Dr. Daniela Boaventura, a pediatrician doctor that is part of the training team, commented: “we brought to the art educators a way of seeing how to work with children and young people, indicating the parameters for normality in each stage of child development and stimulating the awakening of a sensitivity for perceiving changes in behavior, symptoms and health signs that are typical of a situation of immigration and refugee status that the indigenous and non-indigenous Venezuelans are experiencing. In this way of observing, we brought some expansion in the protection of the children and adolescents.”
Khatery, also a member of the team, with training in Germany in Emergency Pedagogy– one of the branches of Anthroposophy – participated by bringing artistic expression as a means of interaction, with the purpose of releasing the traumas that may have been established in the children and adolescents.
This work was a partnership between the Mahle Institute and the Fraternidade FIHF, within The Common Good Project developed by the latter since 2018 in the humanitarian response to the Venezuelan situation in the States of Roraima and Amazonas. The project also includes the donations of school materials, educational toys, equipment and improvements in the infrastructure for the classrooms of the indigenous shelter Pintolândia.
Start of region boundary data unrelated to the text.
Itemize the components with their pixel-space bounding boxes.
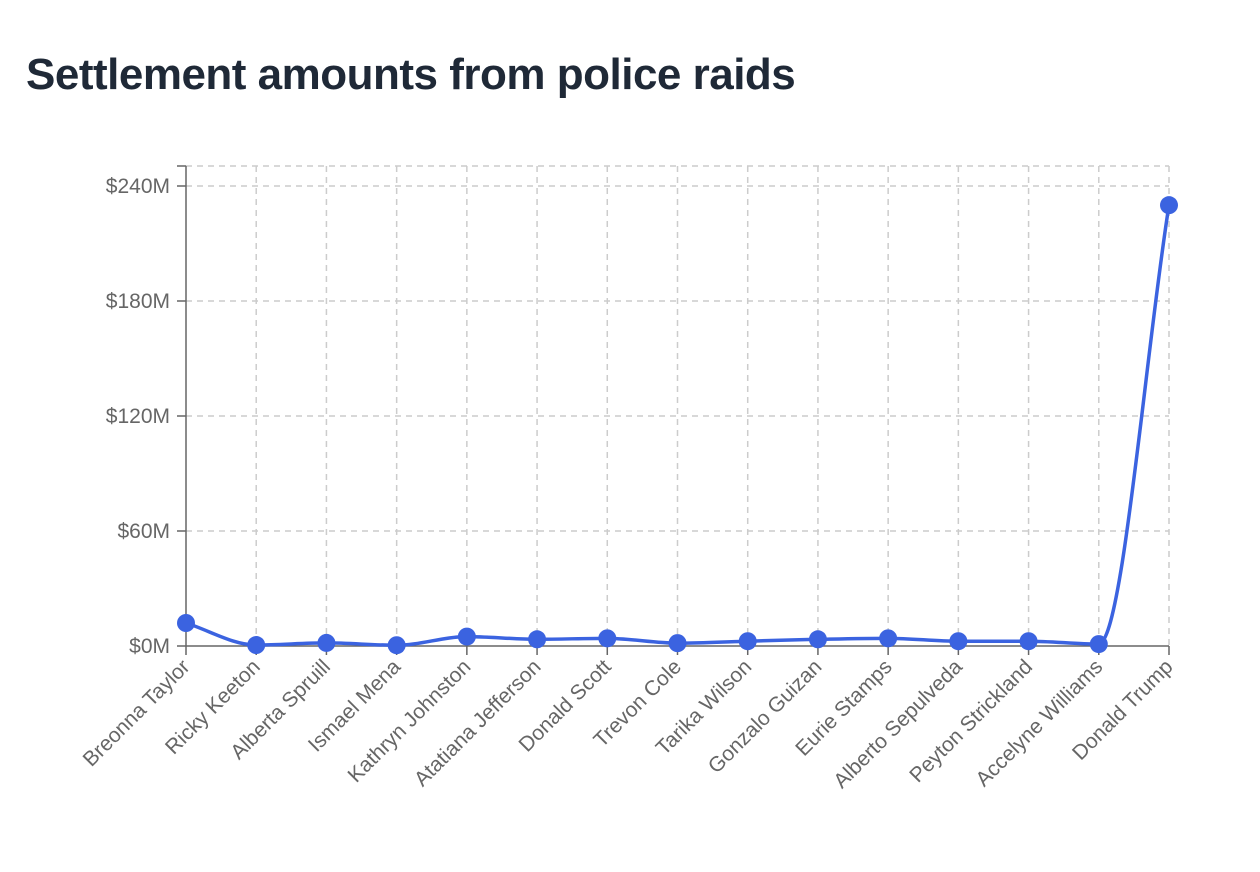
x-tick-label: Kathryn Johnston xyxy=(344,655,476,787)
y-tick-label: $0M xyxy=(129,635,170,658)
series-line xyxy=(184,203,1171,647)
grid xyxy=(186,165,1170,646)
point-layer xyxy=(177,196,1178,655)
y-axis-ticks: $0M $60M $120M $180M $240M xyxy=(106,165,186,658)
data-point[interactable] xyxy=(879,629,898,648)
chart-title: Settlement amounts from police raids xyxy=(26,50,796,99)
data-point[interactable] xyxy=(387,636,406,655)
data-point[interactable] xyxy=(1089,635,1108,654)
x-tick-label: Alberto Sepulveda xyxy=(829,655,967,793)
data-point[interactable] xyxy=(247,636,266,655)
data-point[interactable] xyxy=(949,632,968,651)
data-point[interactable] xyxy=(177,614,195,632)
data-point[interactable] xyxy=(668,634,687,653)
y-tick-label: $240M xyxy=(106,175,170,198)
data-point[interactable] xyxy=(738,632,757,651)
data-point[interactable] xyxy=(598,629,617,648)
y-tick-label: $60M xyxy=(117,520,170,543)
x-tick-label: Accelyne Williams xyxy=(971,655,1107,791)
series-layer xyxy=(184,203,1171,647)
data-point[interactable] xyxy=(1019,632,1038,651)
x-tick-label: Peyton Strickland xyxy=(905,655,1037,787)
data-point[interactable] xyxy=(528,630,547,649)
y-tick-label: $180M xyxy=(106,290,170,313)
y-tick-label: $120M xyxy=(106,405,170,428)
data-point[interactable] xyxy=(457,627,476,646)
x-tick-label: Atatiana Jefferson xyxy=(410,655,546,791)
data-point[interactable] xyxy=(808,630,827,649)
data-point[interactable] xyxy=(317,633,336,652)
data-point[interactable] xyxy=(1160,196,1178,215)
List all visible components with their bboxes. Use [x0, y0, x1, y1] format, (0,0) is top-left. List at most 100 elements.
Raquel, an art educator missionary and coordinator of The Common Good Project, who also participated in the training, commented, “those meetings are very important for the educational training of the group, to apply in practice, providing relief for the suffering of children and adolescents… It was as if we had returned to our childhood and were able to bring relief and healing to that child who was wounded. The feelings of lightness, of healing, of a more expanded breath, of the happiness of being a child with its spontaneity… of the hope for a better world… was described by most.”
With this further training, the Fraternidade Humanitária FIHF renews and expands its response to the Venezuelan immigrant population in Brazilian territory.